Moreover, the efforts of utilities and local and regional governmental authorities will need to be mutually reinforcing to bring about a shift in how market success is measured, from providing reliable and affordable megawatts to “value creation,” as customer needs are addressed in increasingly efficient, differentiated and intelligent ways.

In terms of developing the market for distributed resources using smart grid technologies, both utilities and local and regional governments will need to work together to leverage their unique positions, within their service areas and jurisdictions respectively, to educate consumers about the potential benefits of a smart grid, grow consumer acceptance and new relationships, and stimulate active participation with respect to expanding choices.

To achieve the economic, reliability and environmental objectives of a smart grid “eco-system,” utilities and communities will need to interact with stakeholders in new ways to design and implement innovative and cross-cutting programs for capturing greater energy efficiency, sustainability and carbon emissions reductions. This will require the understanding of one another’s planning and decision-making processes and using new tools and methods for evaluating the cost-effectiveness of alternative options.

Understanding and using smart grid technologies can facilitate the design of more energy and resource efficient communities and contribute to transforming local infrastructure.

However, this will require integrated planning that involves utilities, municipalities and all relevant stakeholders.
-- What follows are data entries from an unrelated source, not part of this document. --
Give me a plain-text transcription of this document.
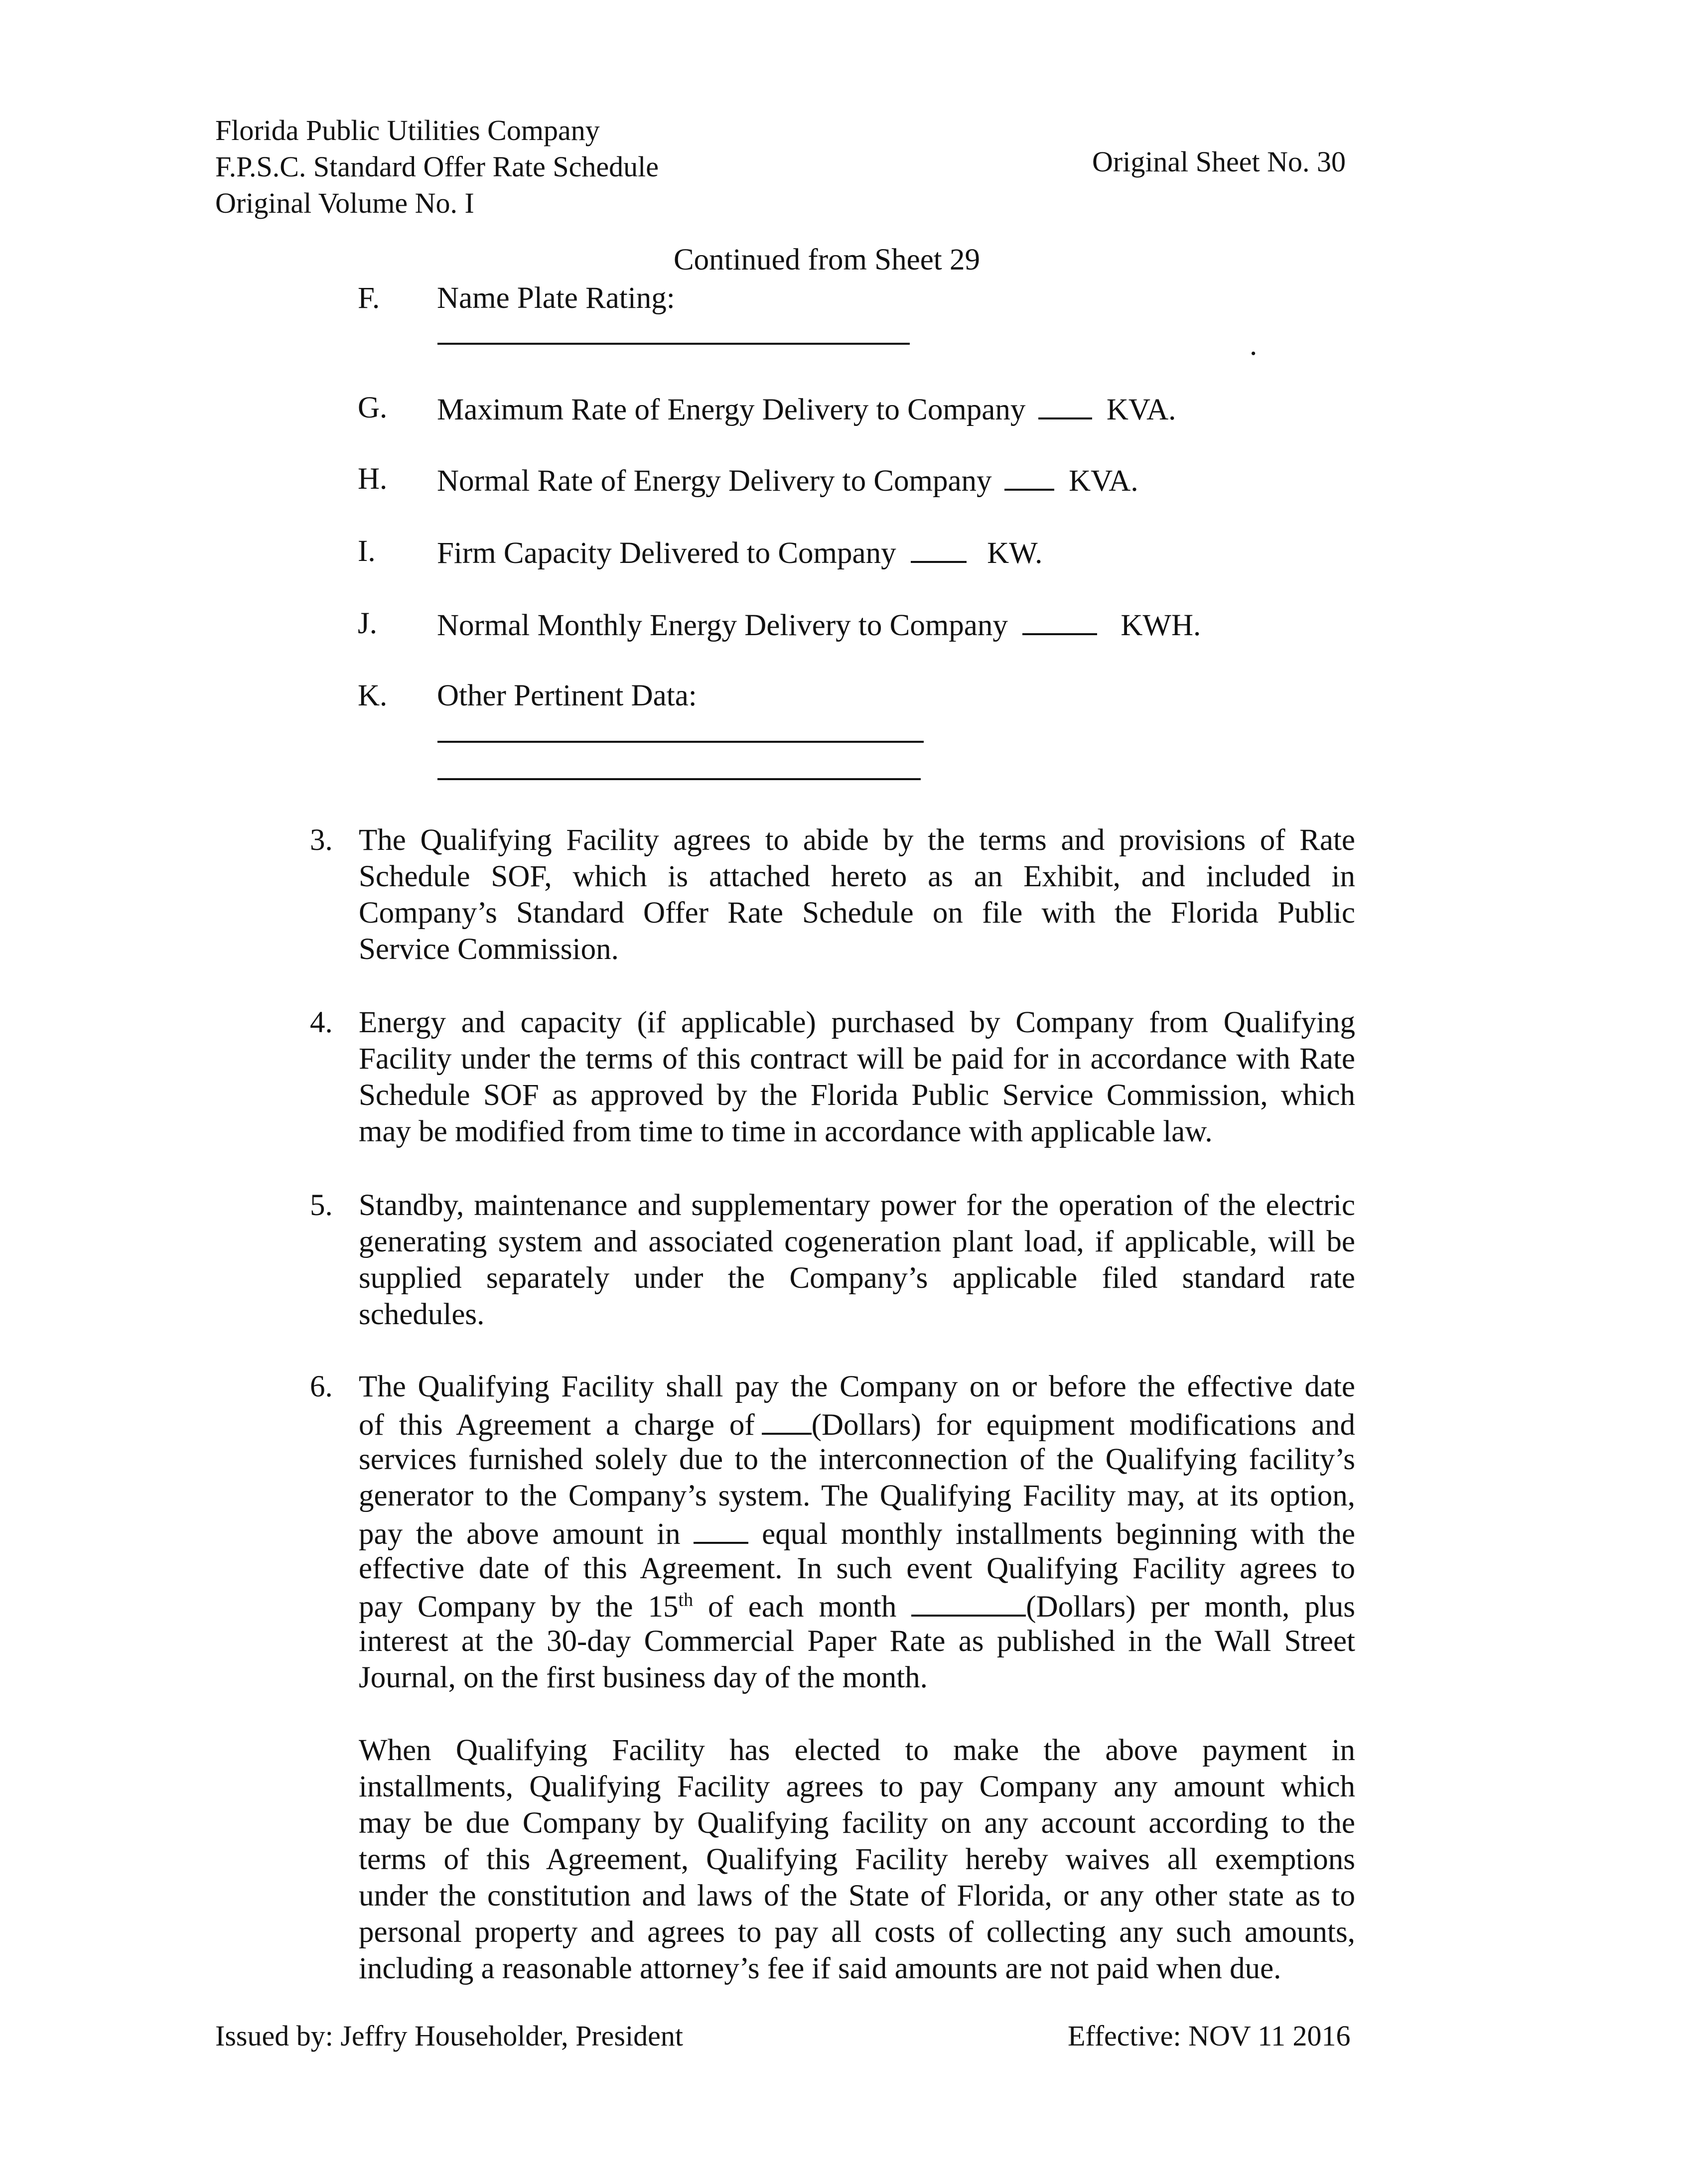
Florida Public Utilities Company
F.P.S.C. Standard Offer Rate Schedule
Original Volume No. I
Original Sheet No. 30
Continued from Sheet 29
F. Name Plate Rating:
.
G. Maximum Rate of Energy Delivery to Company	KVA.
H. Normal Rate of Energy Delivery to Company	KVA.
I. Firm Capacity Delivered to Company	KW.
J. Normal Monthly Energy Delivery to Company	KWH.
K. Other Pertinent Data:
3. The Qualifying Facility agrees to abide by the terms and provisions of Rate
Schedule SOF, which is attached hereto as an Exhibit, and included in
Company’s Standard Offer Rate Schedule on file with the Florida Public
Service Commission.
4. Energy and capacity (if applicable) purchased by Company from Qualifying
Facility under the terms of this contract will be paid for in accordance with Rate
Schedule SOF as approved by the Florida Public Service Commission, which
may be modified from time to time in accordance with applicable law.
5. Standby, maintenance and supplementary power for the operation of the electric
generating system and associated cogeneration plant load, if applicable, will be
supplied separately under the Company’s applicable filed standard rate
schedules.
6. The Qualifying Facility shall pay the Company on or before the effective date
of this Agreement a charge of (Dollars) for equipment modifications and
services furnished solely due to the interconnection of the Qualifying facility’s
generator to the Company’s system. The Qualifying Facility may, at its option,
pay the above amount in	equal monthly installments beginning with the
effective date of this Agreement. In such event Qualifying Facility agrees to
pay Company by the 15th of each month	(Dollars) per month, plus
interest at the 30-day Commercial Paper Rate as published in the Wall Street
Journal, on the first business day of the month.
When Qualifying Facility has elected to make the above payment in
installments, Qualifying Facility agrees to pay Company any amount which
may be due Company by Qualifying facility on any account according to the
terms of this Agreement, Qualifying Facility hereby waives all exemptions
under the constitution and laws of the State of Florida, or any other state as to
personal property and agrees to pay all costs of collecting any such amounts,
including a reasonable attorney’s fee if said amounts are not paid when due.
Issued by: Jeffry Householder, President	Effective: NOV 11 2016
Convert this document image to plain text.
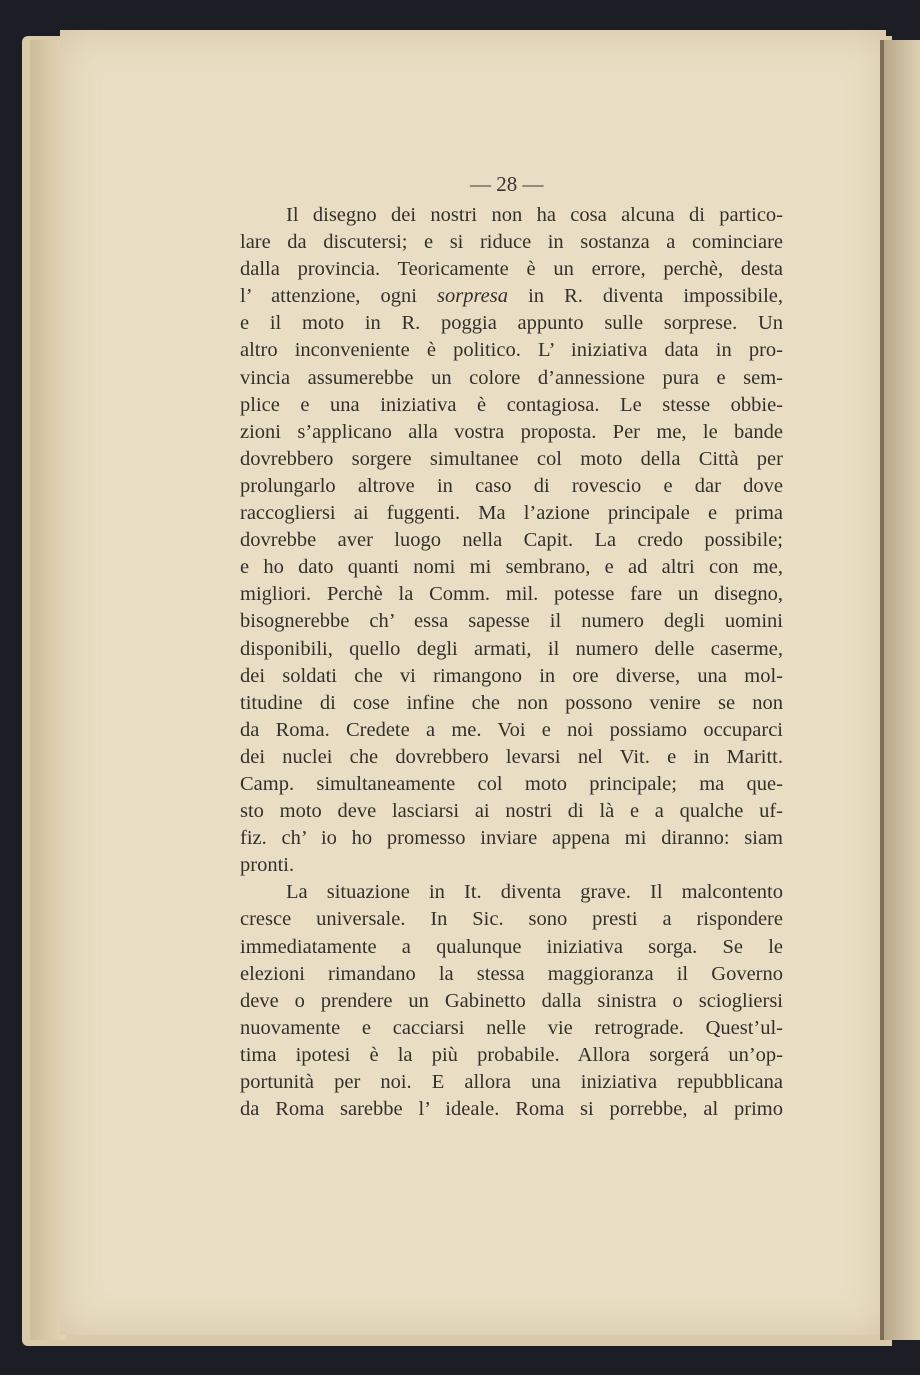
— 28 —
Il disegno dei nostri non ha cosa alcuna di partico-
lare da discutersi; e si riduce in sostanza a cominciare
dalla provincia. Teoricamente è un errore, perchè, desta
l’ attenzione, ogni sorpresa in R. diventa impossibile,
e il moto in R. poggia appunto sulle sorprese. Un
altro inconveniente è politico. L’ iniziativa data in pro-
vincia assumerebbe un colore d’annessione pura e sem-
plice e una iniziativa è contagiosa. Le stesse obbie-
zioni s’applicano alla vostra proposta. Per me, le bande
dovrebbero sorgere simultanee col moto della Città per
prolungarlo altrove in caso di rovescio e dar dove
raccogliersi ai fuggenti. Ma l’azione principale e prima
dovrebbe aver luogo nella Capit. La credo possibile;
e ho dato quanti nomi mi sembrano, e ad altri con me,
migliori. Perchè la Comm. mil. potesse fare un disegno,
bisognerebbe ch’ essa sapesse il numero degli uomini
disponibili, quello degli armati, il numero delle caserme,
dei soldati che vi rimangono in ore diverse, una mol-
titudine di cose infine che non possono venire se non
da Roma. Credete a me. Voi e noi possiamo occuparci
dei nuclei che dovrebbero levarsi nel Vit. e in Maritt.
Camp. simultaneamente col moto principale; ma que-
sto moto deve lasciarsi ai nostri di là e a qualche uf-
fiz. ch’ io ho promesso inviare appena mi diranno: siam
pronti.
La situazione in It. diventa grave. Il malcontento
cresce universale. In Sic. sono presti a rispondere
immediatamente a qualunque iniziativa sorga. Se le
elezioni rimandano la stessa maggioranza il Governo
deve o prendere un Gabinetto dalla sinistra o sciogliersi
nuovamente e cacciarsi nelle vie retrograde. Quest’ul-
tima ipotesi è la più probabile. Allora sorgerá un’op-
portunità per noi. E allora una iniziativa repubblicana
da Roma sarebbe l’ ideale. Roma si porrebbe, al primo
This integrated planning will use “energy” as a means to assess how different sectors interact (electric, gas, water, transportation, and the built environment) in order to evaluate how energy performance and environmental quality could be substantially improved within a smart grid eco-system.

In this regard, utilities can offer critical decision support tools and methods for incorporating energy supply and demand and infrastructure analyses of alternative sustainability and resource development options into existing regional housing, land-use, water supply and wastewater, transportation, waste recycling and reuse and other municipal decisionmaking

Larisa Dobriansky is a member of the National Energy Center for Sustainable Communities and director of the Global Energy Network. Previously, she was deputy assistant secretary of energy for national energy policy at the U.S. Department of Energy.